Post Filteredit

So far, we have a way to filter both the search results and aggregations (a filtered query), as well as filtering individual portions of the aggregation (filter bucket).

You may be thinking to yourself, "hmm…is there a way to filter just the search results but not the aggregation?" The answer is to use a post_filter.

This is a top-level search-request element that accepts a filter. The filter is applied after the query has executed (hence the post moniker: it runs post query execution). Because it operates after the query has executed, it does not affect the query scope—and thus does not affect the aggregations either.

We can use this behavior to apply additional filters to our search criteria that don’t affect things like categorical facets in your UI. Let’s design another search page for our car dealer. This page will allow the user to search for a car and filter by color. Color choices are populated via an aggregation:

GET /cars/transactions/_search?search_type=count
{
    "query": {
        "match": {
            "make": "ford"
        }
    },
    "post_filter": {    
        "term" : {
            "color" : "green"
        }
    },
    "aggs" : {
        "all_colors": {
            "terms" : { "field" : "color" }
        }
    }
}

The post_filter element is a top-level element and filters just the search hits.

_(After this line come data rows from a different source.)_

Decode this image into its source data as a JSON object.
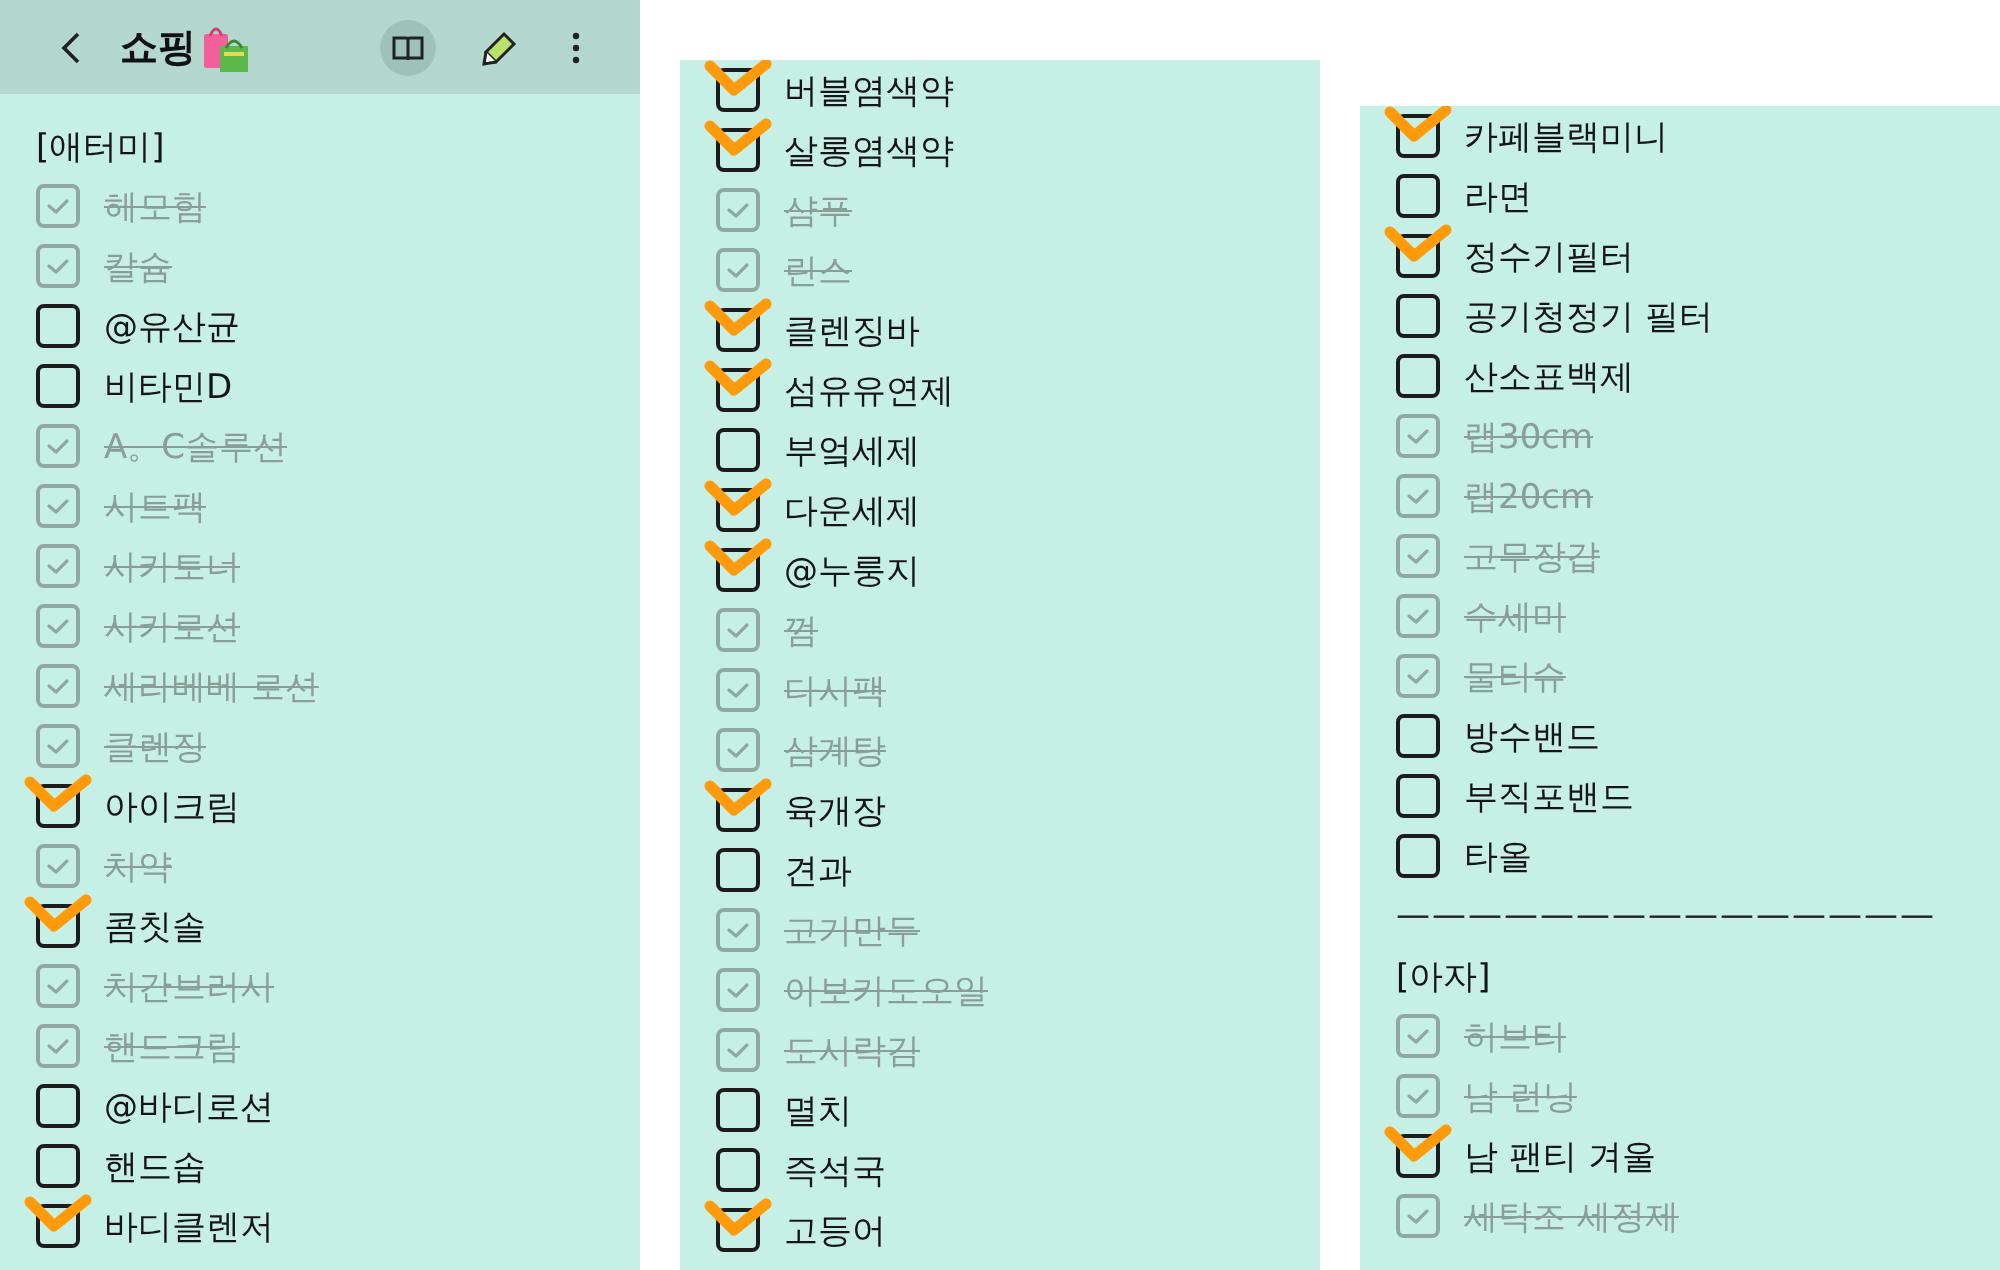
{
  "header": {
    "title": "쇼핑",
    "reading_mode_selected": true
  },
  "panels": [
    {
      "lines": [
        {
          "kind": "heading",
          "text": "[애터미]"
        },
        {
          "kind": "item",
          "text": "헤모힘",
          "checked": true,
          "struck_through": true
        },
        {
          "kind": "item",
          "text": "칼슘",
          "checked": true,
          "struck_through": true
        },
        {
          "kind": "item",
          "text": "@유산균",
          "checked": false,
          "struck_through": false
        },
        {
          "kind": "item",
          "text": "비타민D",
          "checked": false,
          "struck_through": false
        },
        {
          "kind": "item",
          "text": "A。C솔루션",
          "checked": true,
          "struck_through": true
        },
        {
          "kind": "item",
          "text": "시트팩",
          "checked": true,
          "struck_through": true
        },
        {
          "kind": "item",
          "text": "사카토너",
          "checked": true,
          "struck_through": true
        },
        {
          "kind": "item",
          "text": "사카로션",
          "checked": true,
          "struck_through": true
        },
        {
          "kind": "item",
          "text": "세라베베 로션",
          "checked": true,
          "struck_through": true
        },
        {
          "kind": "item",
          "text": "클렌징",
          "checked": true,
          "struck_through": true
        },
        {
          "kind": "item",
          "text": "아이크림",
          "checked": true,
          "struck_through": false
        },
        {
          "kind": "item",
          "text": "치약",
          "checked": true,
          "struck_through": true
        },
        {
          "kind": "item",
          "text": "콤칫솔",
          "checked": true,
          "struck_through": false
        },
        {
          "kind": "item",
          "text": "치간브러시",
          "checked": true,
          "struck_through": true
        },
        {
          "kind": "item",
          "text": "핸드크림",
          "checked": true,
          "struck_through": true
        },
        {
          "kind": "item",
          "text": "@바디로션",
          "checked": false,
          "struck_through": false
        },
        {
          "kind": "item",
          "text": "핸드솝",
          "checked": false,
          "struck_through": false
        },
        {
          "kind": "item",
          "text": "바디클렌저",
          "checked": true,
          "struck_through": false
        }
      ]
    },
    {
      "lines": [
        {
          "kind": "item",
          "text": "버블염색약",
          "checked": true,
          "struck_through": false
        },
        {
          "kind": "item",
          "text": "살롱염색약",
          "checked": true,
          "struck_through": false
        },
        {
          "kind": "item",
          "text": "샴푸",
          "checked": true,
          "struck_through": true
        },
        {
          "kind": "item",
          "text": "린스",
          "checked": true,
          "struck_through": true
        },
        {
          "kind": "item",
          "text": "클렌징바",
          "checked": true,
          "struck_through": false
        },
        {
          "kind": "item",
          "text": "섬유유연제",
          "checked": true,
          "struck_through": false
        },
        {
          "kind": "item",
          "text": "부엌세제",
          "checked": false,
          "struck_through": false
        },
        {
          "kind": "item",
          "text": "다운세제",
          "checked": true,
          "struck_through": false
        },
        {
          "kind": "item",
          "text": "@누룽지",
          "checked": true,
          "struck_through": false
        },
        {
          "kind": "item",
          "text": "껌",
          "checked": true,
          "struck_through": true
        },
        {
          "kind": "item",
          "text": "다시팩",
          "checked": true,
          "struck_through": true
        },
        {
          "kind": "item",
          "text": "삼계탕",
          "checked": true,
          "struck_through": true
        },
        {
          "kind": "item",
          "text": "육개장",
          "checked": true,
          "struck_through": false
        },
        {
          "kind": "item",
          "text": "견과",
          "checked": false,
          "struck_through": false
        },
        {
          "kind": "item",
          "text": "고기만두",
          "checked": true,
          "struck_through": true
        },
        {
          "kind": "item",
          "text": "아보카도오일",
          "checked": true,
          "struck_through": true
        },
        {
          "kind": "item",
          "text": "도시락김",
          "checked": true,
          "struck_through": true
        },
        {
          "kind": "item",
          "text": "멸치",
          "checked": false,
          "struck_through": false
        },
        {
          "kind": "item",
          "text": "즉석국",
          "checked": false,
          "struck_through": false
        },
        {
          "kind": "item",
          "text": "고등어",
          "checked": true,
          "struck_through": false
        }
      ]
    },
    {
      "lines": [
        {
          "kind": "item",
          "text": "카페블랙미니",
          "checked": true,
          "struck_through": false
        },
        {
          "kind": "item",
          "text": "라면",
          "checked": false,
          "struck_through": false
        },
        {
          "kind": "item",
          "text": "정수기필터",
          "checked": true,
          "struck_through": false
        },
        {
          "kind": "item",
          "text": "공기청정기 필터",
          "checked": false,
          "struck_through": false
        },
        {
          "kind": "item",
          "text": "산소표백제",
          "checked": false,
          "struck_through": false
        },
        {
          "kind": "item",
          "text": "랩30cm",
          "checked": true,
          "struck_through": true
        },
        {
          "kind": "item",
          "text": "랩20cm",
          "checked": true,
          "struck_through": true
        },
        {
          "kind": "item",
          "text": "고무장갑",
          "checked": true,
          "struck_through": true
        },
        {
          "kind": "item",
          "text": "수세미",
          "checked": true,
          "struck_through": true
        },
        {
          "kind": "item",
          "text": "물티슈",
          "checked": true,
          "struck_through": true
        },
        {
          "kind": "item",
          "text": "방수밴드",
          "checked": false,
          "struck_through": false
        },
        {
          "kind": "item",
          "text": "부직포밴드",
          "checked": false,
          "struck_through": false
        },
        {
          "kind": "item",
          "text": "타올",
          "checked": false,
          "struck_through": false
        },
        {
          "kind": "rule",
          "text": "———————————————"
        },
        {
          "kind": "heading",
          "text": "[아자]"
        },
        {
          "kind": "item",
          "text": "허브티",
          "checked": true,
          "struck_through": true
        },
        {
          "kind": "item",
          "text": "남 런닝",
          "checked": true,
          "struck_through": true
        },
        {
          "kind": "item",
          "text": "남 팬티 겨울",
          "checked": true,
          "struck_through": false
        },
        {
          "kind": "item",
          "text": "세탁조 세정제",
          "checked": true,
          "struck_through": true
        }
      ]
    }
  ]
}
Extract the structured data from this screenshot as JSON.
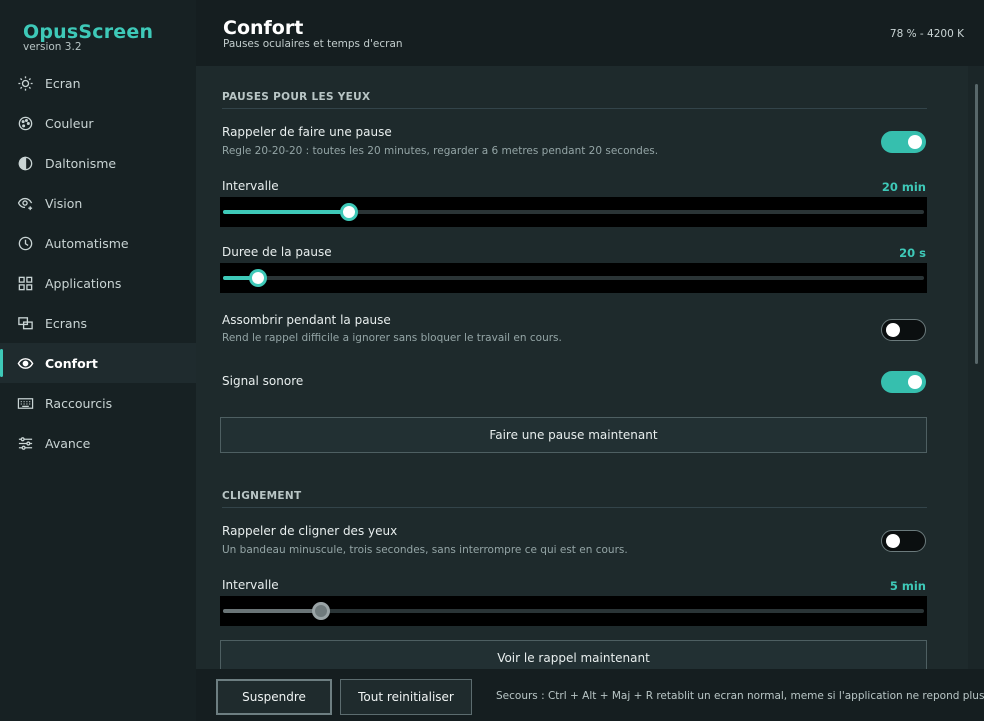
{
  "app": {
    "name": "OpusScreen",
    "version": "version 3.2"
  },
  "sidebar": {
    "items": [
      {
        "label": "Ecran",
        "icon": "sun-icon"
      },
      {
        "label": "Couleur",
        "icon": "palette-icon"
      },
      {
        "label": "Daltonisme",
        "icon": "half-circle-icon"
      },
      {
        "label": "Vision",
        "icon": "eye-plus-icon"
      },
      {
        "label": "Automatisme",
        "icon": "clock-icon"
      },
      {
        "label": "Applications",
        "icon": "grid-icon"
      },
      {
        "label": "Ecrans",
        "icon": "monitors-icon"
      },
      {
        "label": "Confort",
        "icon": "eye-icon",
        "active": true
      },
      {
        "label": "Raccourcis",
        "icon": "keyboard-icon"
      },
      {
        "label": "Avance",
        "icon": "sliders-icon"
      }
    ]
  },
  "header": {
    "title": "Confort",
    "subtitle": "Pauses oculaires et temps d'ecran",
    "status": "78 % - 4200 K"
  },
  "eye_breaks": {
    "title": "PAUSES POUR LES YEUX",
    "remind": {
      "label": "Rappeler de faire une pause",
      "desc": "Regle 20-20-20 : toutes les 20 minutes, regarder a 6 metres pendant 20 secondes.",
      "on": true
    },
    "interval": {
      "label": "Intervalle",
      "value": "20 min",
      "level": 0.18
    },
    "duration": {
      "label": "Duree de la pause",
      "value": "20 s",
      "level": 0.05
    },
    "dim": {
      "label": "Assombrir pendant la pause",
      "desc": "Rend le rappel difficile a ignorer sans bloquer le travail en cours.",
      "on": false
    },
    "sound": {
      "label": "Signal sonore",
      "on": true
    },
    "button": "Faire une pause maintenant"
  },
  "blink": {
    "title": "CLIGNEMENT",
    "remind": {
      "label": "Rappeler de cligner des yeux",
      "desc": "Un bandeau minuscule, trois secondes, sans interrompre ce qui est en cours.",
      "on": false
    },
    "interval": {
      "label": "Intervalle",
      "value": "5 min",
      "level": 0.14
    },
    "button": "Voir le rappel maintenant"
  },
  "footer": {
    "suspend": "Suspendre",
    "reset": "Tout reinitialiser",
    "note": "Secours : Ctrl + Alt + Maj + R retablit un ecran normal, meme si l'application ne repond plus."
  },
  "colors": {
    "accent": "#3ec9b8",
    "sidebar": "#172123",
    "panel": "#1e2a2c"
  }
}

The query portion is finding all ford cars. We are then building a list of colors with a terms aggregation. Because aggregations operate in the query scope, the list of colors will correspond with the colors that Ford cars are painted.

Finally, the post_filter will filter the search results to show only green ford cars. This happens after the query is executed, so the aggregations are unaffected.

This is often important for coherent UIs. Imagine that a user clicks a category in your UI (for example, green). The expectation is that the search results are filtered, but not the UI options. If you applied a filtered query, the UI would instantly transform to show only green as an option—not what the user wants!

Warning

Performance consideration

Use a post_filter only if you need to differentially filter search results and aggregations. Sometimes people will use post_filter for regular searches.

Don’t do this! The nature of the post_filter means it runs after the query, so any performance benefit of filtering (such as caches) is lost completely.

The post_filter should be used only in combination with aggregations, and only when you need differential filtering.